How to make your kid a money genius
These days, parents are happy to talk to their kids about a range of tough subjects- everything that is, except money. Joining us today is Beth Kobliner, author of the best-seller ‘Get a Financial Life: Personal Finance in your Twenties and Thirties.’ Now, Beth has written a new book: “Make your Kid a Money Genius (even if you’re not): A Parents’ Guide for Kids 3 to 23.”
BETH KOBLINER is a personal finance commentator and journalist, and author of the New York Times bestseller Get a Financial Life®: Personal Finance in Your Twenties and Thirties. She’s currently writing a new book for parents, Make Your Kid a Money Genius (Even If You’re Not), to be published by Simon & Schuster.
With a focus on instilling financial literacy in young people of all backgrounds and incomes, Beth was selected by President Obama as a member of the President’s Advisory Council on Financial Capability for Young Americans, a bipartisan committee dedicated to increasing the financial know-how of kids of all ages.
As a member of the President’s Advisory Council on Financial Capability from 2010 to 2013, and chair of the Council’s Money as You Grow working group, Beth spearheaded the creation of the national initiative Money as You Grow, which offers families an online, interactive tool to teach kids 20 essential, age-appropriate lessons about money. More than one million people have visited the site since its White House launch.
Beth has contributed to The New York Times, The Wall Street Journal, O: The Oprah Magazine, Parade, and Reader’s Digest; has been a columnist at Money, Glamour, and Redbook magazines; and has regular columns on The Huffington Post (40 million visitors per month) and Mint.com (16 million subscribers).
As a content advisor for Sesame Workshop’s first-ever financial education initiative For Me, For You, For Later, Beth was delighted to offer on-air money advice to Elmo in a program viewed by more than one million families. Last year, at the White House Call to Action on College Opportunity led by the President and First Lady, Khan Academy was asked to address the complex college admissions process, and Beth was invited to create and star in videos to help families of all income levels navigate the issue of college affordability.
Beth has been a commentator on CNN, MSNBC, NBC’s Today show, ABC’s Good Morning America, and CBS’s Early Show, and has been a regular contributor to the national public radio programs The Takeaway and Marketplace, on which she discussed teens and money with her daughter in the “Beth and Becca” segment, as well as parents and money with her father. Beth appeared several times on Oprah, and was the featured financial correspondent on the PBS program Your Life, Your Money, for which she was also script consultant.
She is a regular lecturer on financial literacy, consumer finance, and related public policy issues at universities including Brown, Harvard, Yale, Howard, MIT, SUNY Westchester Community College, and New Jersey Institute of Technology, at which she spoke with Cory Booker about financial literacy and young people. Beth has also spoken at corporations and conferences including the White House Urban Economic Forum, National Journal LIVE, Campus Progress National Youth Conference, the American Savings Education Council, MTV, PepsiCo, and the Women’s National Basketball Association (WNBA).

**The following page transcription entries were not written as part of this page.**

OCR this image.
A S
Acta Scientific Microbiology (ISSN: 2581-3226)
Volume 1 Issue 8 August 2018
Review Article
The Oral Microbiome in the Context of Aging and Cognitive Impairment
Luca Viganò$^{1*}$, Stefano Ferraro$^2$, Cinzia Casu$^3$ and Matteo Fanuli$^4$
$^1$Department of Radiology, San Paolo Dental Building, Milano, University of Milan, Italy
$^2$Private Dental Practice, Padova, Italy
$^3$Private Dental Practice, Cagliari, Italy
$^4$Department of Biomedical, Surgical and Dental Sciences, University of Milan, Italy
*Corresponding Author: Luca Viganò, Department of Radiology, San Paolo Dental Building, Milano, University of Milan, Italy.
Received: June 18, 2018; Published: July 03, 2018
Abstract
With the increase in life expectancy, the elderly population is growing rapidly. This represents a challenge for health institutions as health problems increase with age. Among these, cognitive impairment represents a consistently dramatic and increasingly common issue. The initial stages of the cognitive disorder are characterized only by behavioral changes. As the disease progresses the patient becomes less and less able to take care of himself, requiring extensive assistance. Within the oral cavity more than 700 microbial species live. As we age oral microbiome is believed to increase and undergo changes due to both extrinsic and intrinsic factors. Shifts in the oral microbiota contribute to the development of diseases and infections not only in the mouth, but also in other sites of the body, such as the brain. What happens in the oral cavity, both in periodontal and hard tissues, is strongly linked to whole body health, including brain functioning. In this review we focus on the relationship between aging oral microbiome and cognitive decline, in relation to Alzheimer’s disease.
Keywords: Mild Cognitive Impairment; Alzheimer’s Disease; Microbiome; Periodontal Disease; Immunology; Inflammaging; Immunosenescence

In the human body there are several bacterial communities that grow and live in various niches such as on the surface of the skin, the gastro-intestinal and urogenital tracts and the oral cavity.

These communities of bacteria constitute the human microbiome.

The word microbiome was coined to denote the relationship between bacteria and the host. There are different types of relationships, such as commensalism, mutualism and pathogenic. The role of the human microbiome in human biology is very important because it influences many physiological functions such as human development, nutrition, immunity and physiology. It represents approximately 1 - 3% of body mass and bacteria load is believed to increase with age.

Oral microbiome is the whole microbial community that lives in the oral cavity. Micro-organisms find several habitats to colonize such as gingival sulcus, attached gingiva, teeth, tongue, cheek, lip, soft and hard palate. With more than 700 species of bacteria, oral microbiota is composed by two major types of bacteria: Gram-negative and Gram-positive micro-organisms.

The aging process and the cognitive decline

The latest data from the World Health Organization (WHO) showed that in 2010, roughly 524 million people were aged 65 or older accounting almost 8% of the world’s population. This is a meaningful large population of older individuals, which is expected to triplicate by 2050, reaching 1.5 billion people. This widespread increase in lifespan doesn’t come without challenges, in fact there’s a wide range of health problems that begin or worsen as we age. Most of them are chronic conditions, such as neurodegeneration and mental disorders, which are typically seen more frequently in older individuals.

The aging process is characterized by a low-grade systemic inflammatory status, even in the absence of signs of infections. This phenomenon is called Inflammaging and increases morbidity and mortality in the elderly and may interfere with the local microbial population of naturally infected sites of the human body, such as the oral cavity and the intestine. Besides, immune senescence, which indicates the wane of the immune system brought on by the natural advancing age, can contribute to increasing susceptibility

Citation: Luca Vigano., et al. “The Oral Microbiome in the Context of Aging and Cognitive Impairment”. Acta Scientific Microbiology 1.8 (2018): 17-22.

Beth has worked extensively with the Federal Trade Commission’s “Project Credit Smarts” campus outreach campaign and other organizations to promote credit card awareness. She was a member of the Center for Strategic and International Studies’ National Commission on Retirement Policy, and has testified before a U.S. Senate policy committee on young people’s attitudes toward Social Security. She is a member of the National Academy of Social Insurance, the New York Financial Writers’ Association, the Society of Professional Journalists, and the Society of Children’s Book Writers and Illustrators. Beth is a graduate of Brown University.